I really enjoyed the lyrics, the vibe and the music but the vocals are definitely an acquired taste that I wasn't immediately drawn to. The cover art also looks a bit amateur like it was made in MS paint. I would suggest giving the album away for free on Bandcamp instead of charging for it in the hopes you can get listeners to engage with the music and become a fan instead of preventing them from doing so with a pay wall. Besides that I'd suggest including links to hear more of your music in the Fluence description and plan on playing out live as much as possible as this sounds like the perfect music to be heard in an old, dusty bar or late night country fair. Best of luck!
That's what I call lost! Like I said before, I like this sort of modern balladeer stuff. It can be tough to pull off, but I think you're doing a solid job. There will be a challenge marketing this stuff to commercial radio these days, but I suspect you knew this. Public radio and campus radio will be your best friends as far as airplay is concerned. Sync income could be important, too. You should try to get your stuff in front of music supervisors working for TV and film. And keep playing live as often as you can. You kind of material should do well with word-of-mouth marketing. I'll share this one, too.
Okay, I'm in. Love this sort of authenticity. Billy Bragg would certainly approve. As would Joe Strummer, methinks. Now some questions. 1. What are your career goals? Radio play? Recording? Licensing and syncs? Income from a publishing deal? Soundtracks? All these paths need to be investigated. That being said, there's no way this shouldn't be considered for radio airplay with the proper marketing and promotion. 2. Your social media strategy will be key. Make sure that you reply to every comment that may come in. Turn early fans into evangelists, especially the ones who contributed to this video. Get them to spread the word. Given the topicality of this song, you should also be able to get pickup beyond the usual music blogs, too. 3. If you don't already, get someone to handle getting your material on streaming music services, especially someone who knows how to get your songs on the best and music influential new music/new discovery playlists. They're becoming increasingly important. Ask Drake what it's like to benefit from clever playlist placement. 4. If radio airplay is important to you, get a radio plugger. They know how to get to the right music directors. Work with both campus stations and public radio. 5. Make friends with as many bloggers as possible. Even the smallest want to think that they can discover The Next Big Thing. Every little bit of coverage helps. 6. Wanna know if your material is great? (1) Are your friends and family raving about your stuff? (2) Are people actively seeking you out? If the answer to both those questions is "yes." You may have something on your hands. If not, then maybe what you're offering just isn't good enough to cut through all the noise. Remember that no one has a RIGHT to have their music heard. Your music has to demand people's attention on its own. 7. How often do you play live? Nothing is better than having a group of strangers giving you real feedback in real time. I expect that you know that. 8. Record labels are weird these days. They're all about pop and hip-hop. How do you want to market this? Rock? Alt? Something...artsy? That decision may impact what kind of uptake the song has. Let me spread this to my social networks. That'll be good for at least 100,000 people.
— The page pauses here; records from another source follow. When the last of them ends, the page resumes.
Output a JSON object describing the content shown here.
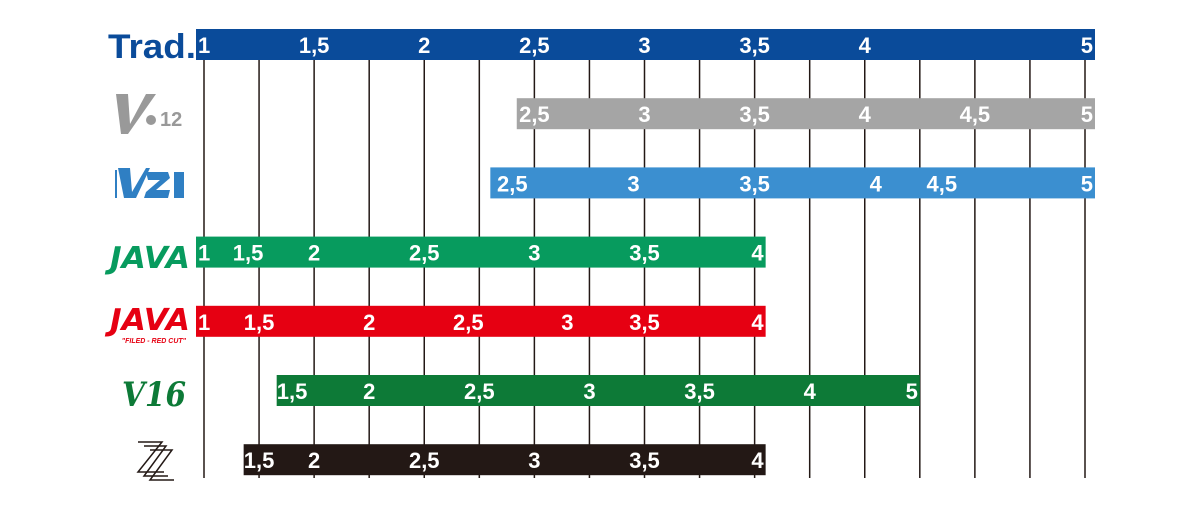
{
  "chart_data": {
    "type": "bar",
    "title": "",
    "xlabel": "",
    "ylabel": "",
    "xlim": [
      1,
      5
    ],
    "grid": true,
    "gridlines": [
      1,
      1.25,
      1.5,
      1.75,
      2,
      2.25,
      2.5,
      2.75,
      3,
      3.25,
      3.5,
      3.75,
      4,
      4.25,
      4.5,
      4.75,
      5
    ],
    "rows": [
      {
        "label": "Trad.",
        "color": "#0a4b9a",
        "range": [
          1,
          5
        ],
        "ticks": [
          {
            "v": 1,
            "t": "1"
          },
          {
            "v": 1.5,
            "t": "1,5"
          },
          {
            "v": 2,
            "t": "2"
          },
          {
            "v": 2.5,
            "t": "2,5"
          },
          {
            "v": 3,
            "t": "3"
          },
          {
            "v": 3.5,
            "t": "3,5"
          },
          {
            "v": 4,
            "t": "4"
          },
          {
            "v": 5,
            "t": "5"
          }
        ]
      },
      {
        "label": "V•12",
        "logo": "v12-logo",
        "color": "#a5a5a5",
        "range": [
          2.42,
          5
        ],
        "ticks": [
          {
            "v": 2.5,
            "t": "2,5"
          },
          {
            "v": 3,
            "t": "3"
          },
          {
            "v": 3.5,
            "t": "3,5"
          },
          {
            "v": 4,
            "t": "4"
          },
          {
            "v": 4.5,
            "t": "4,5"
          },
          {
            "v": 5,
            "t": "5"
          }
        ]
      },
      {
        "label": "V21",
        "logo": "v21-logo",
        "color": "#3b8fd0",
        "range": [
          2.3,
          5
        ],
        "ticks": [
          {
            "v": 2.4,
            "t": "2,5"
          },
          {
            "v": 2.95,
            "t": "3"
          },
          {
            "v": 3.5,
            "t": "3,5"
          },
          {
            "v": 4.05,
            "t": "4"
          },
          {
            "v": 4.35,
            "t": "4,5"
          },
          {
            "v": 5,
            "t": "5"
          }
        ]
      },
      {
        "label": "JAVA",
        "logo": "java-logo",
        "color": "#079b5e",
        "range": [
          1,
          3.55
        ],
        "ticks": [
          {
            "v": 1,
            "t": "1"
          },
          {
            "v": 1.2,
            "t": "1,5"
          },
          {
            "v": 1.5,
            "t": "2"
          },
          {
            "v": 2,
            "t": "2,5"
          },
          {
            "v": 2.5,
            "t": "3"
          },
          {
            "v": 3,
            "t": "3,5"
          },
          {
            "v": 3.5,
            "t": "4"
          }
        ]
      },
      {
        "label": "JAVA",
        "sublabel": "\"FILED - RED CUT\"",
        "logo": "java-red-cut-logo",
        "color": "#e60012",
        "range": [
          1,
          3.55
        ],
        "ticks": [
          {
            "v": 1,
            "t": "1"
          },
          {
            "v": 1.25,
            "t": "1,5"
          },
          {
            "v": 1.75,
            "t": "2"
          },
          {
            "v": 2.2,
            "t": "2,5"
          },
          {
            "v": 2.65,
            "t": "3"
          },
          {
            "v": 3,
            "t": "3,5"
          },
          {
            "v": 3.5,
            "t": "4"
          }
        ]
      },
      {
        "label": "V16",
        "logo": "v16-logo",
        "color": "#0d7a37",
        "range": [
          1.33,
          4.25
        ],
        "ticks": [
          {
            "v": 1.4,
            "t": "1,5"
          },
          {
            "v": 1.75,
            "t": "2"
          },
          {
            "v": 2.25,
            "t": "2,5"
          },
          {
            "v": 2.75,
            "t": "3"
          },
          {
            "v": 3.25,
            "t": "3,5"
          },
          {
            "v": 3.75,
            "t": "4"
          },
          {
            "v": 4.2,
            "t": "5"
          }
        ]
      },
      {
        "label": "ZZ",
        "logo": "zz-logo",
        "color": "#231815",
        "range": [
          1.18,
          3.55
        ],
        "ticks": [
          {
            "v": 1.25,
            "t": "1,5"
          },
          {
            "v": 1.5,
            "t": "2"
          },
          {
            "v": 2,
            "t": "2,5"
          },
          {
            "v": 2.5,
            "t": "3"
          },
          {
            "v": 3,
            "t": "3,5"
          },
          {
            "v": 3.5,
            "t": "4"
          }
        ]
      }
    ]
  }
}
Fun song with original lyrics. Looks like you're already getting some press for your album so consider hiring a publicist if you want more attention. I would suggest maybe getting a more pro looking album art and artist photo as the pic on bandcamp is really pixelated and the cover looks like it was thrown together quickly. Image does matter as you have to get people to want to hit play on your profile pages. Depending on what your goals are, just continue to play live and build a local / regional following and put out music and see what sticks. Best of luck!
I'm not sure what to make of this, but I like it! If you hadn't included the lyrics, I would've understood about 50% of the words. I thought the guitar was a little too present from the beginning, but the vocal is even moreso. The overall effect is a bit edgy and fatiguing. The performance is solid though! Oh hey, it's over 😂. It felt like you were working towards a chorus, but it never arrived. Going for a second listen, yeah, a little more warmth and a little less shaker would go a long way. It feels a bit like a novelty song, which I've had said about my songs before in a rather dismissive way, so I'm not sure that helps. So instead of novelty, it's more like the soundtrack to a movie I haven't seen, with all sorts of specific concrete imagery, which is of course welcome and encouraged — but it leaves me feeling like an outsider who didn't get the joke. Or maybe it's just stream-of-consciousness, and there's nothing to "get." Anyway, there's a lot to like here, and your originality shines through. It's not a great fit for my Depeche-loving audience, though I appreciate your sharing it with me! Brian.